My assignment for the afternoon was to help with the three hour photo hike. When I’m helping with a hike that someone else is leading, I generally bring up the rear to keep any stragglers moving forward. We had two places along the North Woods Trail that we would be hiking, and were bussed to each location. At the rear was a good place for me especially on the first hike. It was a very up and down hike. One of the things about the type of hip surgery that I had in January is that they cut some of the muscles during surgery. I’ve found that the most challenging thing to get back is the ability to easily go up and down stairs. A steep up and down hike is similar to doing sets of stairs. Needless to say, I was the last one back to the bus by a long shot. However, I’m happy to report that the only straggler was me!
For the second hike, I told the group to go ahead, as I didn’t think I could keep up. My muscles were telling me that I could most likely make it to the destination, but getting back might be iffy. My total hike was probably two miles, and I’m happy with that at this point.
One important thing I learned on this excursion was to identify poison ivy. It’s quite common in the woods here. One of the participants pointed it out to me. That’s about all I learned. I don’t know. Somehow I was expecting to learn something about photography on a photo hike, but the leader was too busy taking pictures of his own to be bothered with talking to the participants or give any hints or pointers. Guess I was a little off base on my expectations.
The sun finally came back today, so Emma and I returned to the second hike location from yesterday to complete it on our own. The woods were just alive with singing birds. Emma continues to have patience with me when I tell her I want to take a picture. She stands still until I’m done. That is so out of character for her it always amazes me.
|Once again, there seemed to be American redstarts in almost every tree.|
We also found lots of mushrooms this afternoon, but sorry to say none of them were morels. We sidetracked into the woods in several places to see if I could find some, but no luck. Oddly, Emma is not a good shroom hunter. Were I to let her off of the leash, she would zoom around all over the woods, but on leash she just wants to get back to the trail.

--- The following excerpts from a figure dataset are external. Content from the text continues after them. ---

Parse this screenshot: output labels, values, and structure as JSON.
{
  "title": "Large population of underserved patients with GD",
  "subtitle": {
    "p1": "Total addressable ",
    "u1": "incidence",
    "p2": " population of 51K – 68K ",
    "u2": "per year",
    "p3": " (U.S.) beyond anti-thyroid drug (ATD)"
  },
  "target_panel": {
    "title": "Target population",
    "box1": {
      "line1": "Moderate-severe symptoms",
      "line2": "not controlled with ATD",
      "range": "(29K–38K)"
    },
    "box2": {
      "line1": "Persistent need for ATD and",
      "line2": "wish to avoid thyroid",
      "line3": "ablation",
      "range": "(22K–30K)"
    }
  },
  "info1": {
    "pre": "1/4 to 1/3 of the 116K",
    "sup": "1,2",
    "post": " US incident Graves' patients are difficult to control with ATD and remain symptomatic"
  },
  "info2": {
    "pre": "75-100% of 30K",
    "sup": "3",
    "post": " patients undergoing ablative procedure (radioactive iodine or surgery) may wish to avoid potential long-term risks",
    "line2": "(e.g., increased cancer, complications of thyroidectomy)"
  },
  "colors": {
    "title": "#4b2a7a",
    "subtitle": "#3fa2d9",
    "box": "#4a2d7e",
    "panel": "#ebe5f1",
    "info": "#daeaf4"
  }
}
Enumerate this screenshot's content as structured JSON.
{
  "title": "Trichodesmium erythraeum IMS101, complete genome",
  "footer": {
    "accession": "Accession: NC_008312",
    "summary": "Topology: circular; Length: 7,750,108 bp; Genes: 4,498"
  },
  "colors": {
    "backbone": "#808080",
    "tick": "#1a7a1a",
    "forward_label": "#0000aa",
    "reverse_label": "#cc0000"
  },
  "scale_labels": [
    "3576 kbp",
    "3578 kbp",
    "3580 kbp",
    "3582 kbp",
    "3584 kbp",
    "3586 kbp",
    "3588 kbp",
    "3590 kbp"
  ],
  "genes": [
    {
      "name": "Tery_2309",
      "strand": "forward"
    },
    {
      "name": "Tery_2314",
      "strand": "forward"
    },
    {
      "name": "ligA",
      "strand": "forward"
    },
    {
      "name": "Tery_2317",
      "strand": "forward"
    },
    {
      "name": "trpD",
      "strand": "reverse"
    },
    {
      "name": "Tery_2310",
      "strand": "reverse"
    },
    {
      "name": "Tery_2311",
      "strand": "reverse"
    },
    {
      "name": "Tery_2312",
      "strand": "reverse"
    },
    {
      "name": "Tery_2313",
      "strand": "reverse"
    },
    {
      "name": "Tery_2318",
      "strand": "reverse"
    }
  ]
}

We stopped at one wetland area on the way back from our Sunday drive to admire this preening trumpeter swan and male wood duck. It was so nice to have a calm sunny day, and further along one of the roads I stopped to pick a bouquet of fragrant lilacs. I’m sure years ago before it became a refuge the place I stopped may have been a farmhouse location as the row of lilac trees was impressive. The smell of lilacs is now permeating the rig. Lovely!